At 12 years old while living in Berlin, Mark asked her mum for a piano. The family couldn't afford that, but scraped together the money for a guitar, and Mark taught herself to play simple chords via YouTube tutorials. "I was also obsessed with Garageband," Mark says, speaking about the basic production program included on Apple computers. "I would always be asking my friends that had Macbooks if I could come over and use them. I started singing along, and people responded well. I always knew that I wanted to do something creative in music." Joining
an music program while at high school in Miami (she compares it to a contemporary School Of Rock), Mark's natural on-stage charisma began to shine, as she performed new versions of songs by a diverse range of artists, from The Beatles to CeeLo Green. She became more determined than ever to embrace music as her calling.
Mark's first project, the 2017-released EP 3:33am, addressed the tragic passing of her mother, in a song suite centered on seven stages of the grieving process. But on Conexao, the multi- instrumentalist broadens her perspective. "It's about my process of finding love again," she
explains of the project. "I try to be honest with my feelings, so it's like you're reading a book about my life and it's the next chapter." The title track is Mark's most sexually forthright song to date - a masterclass of seduction in which she commands, "Don't you take your eyes off of me." Meanwhile, eccentric production peppers "All The Work," as Mark triumphantly asserts, to a no-good lover, "Just give up / I've moved on."

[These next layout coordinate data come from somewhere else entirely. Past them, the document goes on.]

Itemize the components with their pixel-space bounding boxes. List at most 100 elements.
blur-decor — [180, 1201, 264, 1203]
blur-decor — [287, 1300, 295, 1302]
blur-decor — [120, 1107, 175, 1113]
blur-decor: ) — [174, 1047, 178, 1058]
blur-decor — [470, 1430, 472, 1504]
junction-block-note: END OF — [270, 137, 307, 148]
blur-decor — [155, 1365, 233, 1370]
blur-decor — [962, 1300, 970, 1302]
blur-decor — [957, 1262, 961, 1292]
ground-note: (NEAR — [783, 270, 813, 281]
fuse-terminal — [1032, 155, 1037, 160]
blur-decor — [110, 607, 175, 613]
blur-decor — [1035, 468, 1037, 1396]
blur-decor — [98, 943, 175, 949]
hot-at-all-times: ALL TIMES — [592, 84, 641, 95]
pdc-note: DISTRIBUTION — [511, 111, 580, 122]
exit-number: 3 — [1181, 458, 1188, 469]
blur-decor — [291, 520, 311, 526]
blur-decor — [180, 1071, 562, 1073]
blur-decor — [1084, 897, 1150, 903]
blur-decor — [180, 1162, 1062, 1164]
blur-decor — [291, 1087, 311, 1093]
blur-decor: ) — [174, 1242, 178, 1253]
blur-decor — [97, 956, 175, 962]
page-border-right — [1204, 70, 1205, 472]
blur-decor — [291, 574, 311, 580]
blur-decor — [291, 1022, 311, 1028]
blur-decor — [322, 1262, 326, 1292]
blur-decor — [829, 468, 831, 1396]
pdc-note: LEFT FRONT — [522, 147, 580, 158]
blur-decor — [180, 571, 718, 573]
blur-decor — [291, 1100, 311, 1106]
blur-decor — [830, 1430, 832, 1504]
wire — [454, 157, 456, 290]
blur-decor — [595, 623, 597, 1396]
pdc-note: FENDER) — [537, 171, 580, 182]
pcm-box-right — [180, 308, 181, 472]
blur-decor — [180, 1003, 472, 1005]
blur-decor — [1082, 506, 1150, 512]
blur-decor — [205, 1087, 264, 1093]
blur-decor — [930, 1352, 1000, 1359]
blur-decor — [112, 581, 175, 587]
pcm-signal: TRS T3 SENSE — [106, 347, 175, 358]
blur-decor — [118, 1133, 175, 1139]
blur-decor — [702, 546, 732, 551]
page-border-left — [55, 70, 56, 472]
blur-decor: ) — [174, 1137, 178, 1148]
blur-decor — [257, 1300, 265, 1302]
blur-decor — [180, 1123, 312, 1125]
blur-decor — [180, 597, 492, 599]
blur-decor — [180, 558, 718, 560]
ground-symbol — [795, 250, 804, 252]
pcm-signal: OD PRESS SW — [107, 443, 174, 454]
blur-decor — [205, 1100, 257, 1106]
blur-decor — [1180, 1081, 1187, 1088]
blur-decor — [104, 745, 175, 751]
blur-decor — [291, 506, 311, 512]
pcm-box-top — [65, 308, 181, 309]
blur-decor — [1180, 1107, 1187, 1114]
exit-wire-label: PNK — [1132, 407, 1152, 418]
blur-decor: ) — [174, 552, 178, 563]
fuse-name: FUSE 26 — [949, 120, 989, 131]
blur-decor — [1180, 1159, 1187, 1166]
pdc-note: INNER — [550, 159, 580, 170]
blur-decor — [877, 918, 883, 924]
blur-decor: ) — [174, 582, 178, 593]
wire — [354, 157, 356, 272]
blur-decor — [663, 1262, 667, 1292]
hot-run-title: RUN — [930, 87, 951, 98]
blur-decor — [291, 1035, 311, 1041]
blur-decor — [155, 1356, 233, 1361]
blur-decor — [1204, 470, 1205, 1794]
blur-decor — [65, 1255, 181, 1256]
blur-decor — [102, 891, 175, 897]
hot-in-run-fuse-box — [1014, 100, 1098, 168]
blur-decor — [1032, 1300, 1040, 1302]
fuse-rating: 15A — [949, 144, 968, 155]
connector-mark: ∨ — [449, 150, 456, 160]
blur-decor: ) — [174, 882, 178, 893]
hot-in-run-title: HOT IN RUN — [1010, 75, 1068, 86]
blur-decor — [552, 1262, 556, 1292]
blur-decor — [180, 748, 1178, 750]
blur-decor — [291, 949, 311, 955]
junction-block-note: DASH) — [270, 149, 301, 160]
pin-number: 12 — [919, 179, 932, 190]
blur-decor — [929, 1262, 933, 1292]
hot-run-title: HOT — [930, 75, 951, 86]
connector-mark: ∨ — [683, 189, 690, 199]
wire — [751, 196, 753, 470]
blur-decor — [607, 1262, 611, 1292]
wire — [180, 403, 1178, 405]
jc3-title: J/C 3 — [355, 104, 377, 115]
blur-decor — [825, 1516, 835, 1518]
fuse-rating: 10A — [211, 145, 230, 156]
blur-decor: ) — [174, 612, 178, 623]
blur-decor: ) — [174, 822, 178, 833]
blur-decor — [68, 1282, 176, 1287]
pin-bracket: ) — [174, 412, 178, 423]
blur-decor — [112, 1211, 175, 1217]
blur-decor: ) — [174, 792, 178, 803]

As a formidable new voice in a world where women account for less than 5% of music producers and engineers, Mark is determined to be a strong example of a woman artist who is as active behind the boards as she is on stage. This summer, she'll perform at renowned electronic festival Moogfest, as part of an all-women line-up. "Music production has been such a male dominated industry," she says. "It's definitely important for me to champion women producers." Mark is leading by example, and talks with pride about receiving messages from young women producers who are inspired by her. Mark's message to them is simple: "Keep
doing it - and put your music on SoundCloud." In the next few years, Mark says she's aiming to start producing other people, as well as expanding her own sound. Any other ambitions? She breaks out into a laugh: "A Grammy wouldn't hurt!"
Acclaim is already starting to pour in from Mark's musical idols. On her new EP, Mark puts a stunning flip on Sade's "Love Is Stronger Than Pride," bringing fresh life to the 1988 soul classic by adding skittering beats and her passionate vocals. "I was really nervous because Sade had to approve my version," Mark says. "But I got a message from her, saying "I love your voice, you sound amazing on the track, and I love what you did with it. I'm wishing you so much success." How does it feel to get a co-sign from a legend so early in your career? "So amazing," Mark gushes. "I now have those words from her in my head all the time." With early supporters like Sade, as well as her natural aptitude for creativity, the sky's the limit for Mark. Don't be surprised if that Grammy isn't too far off.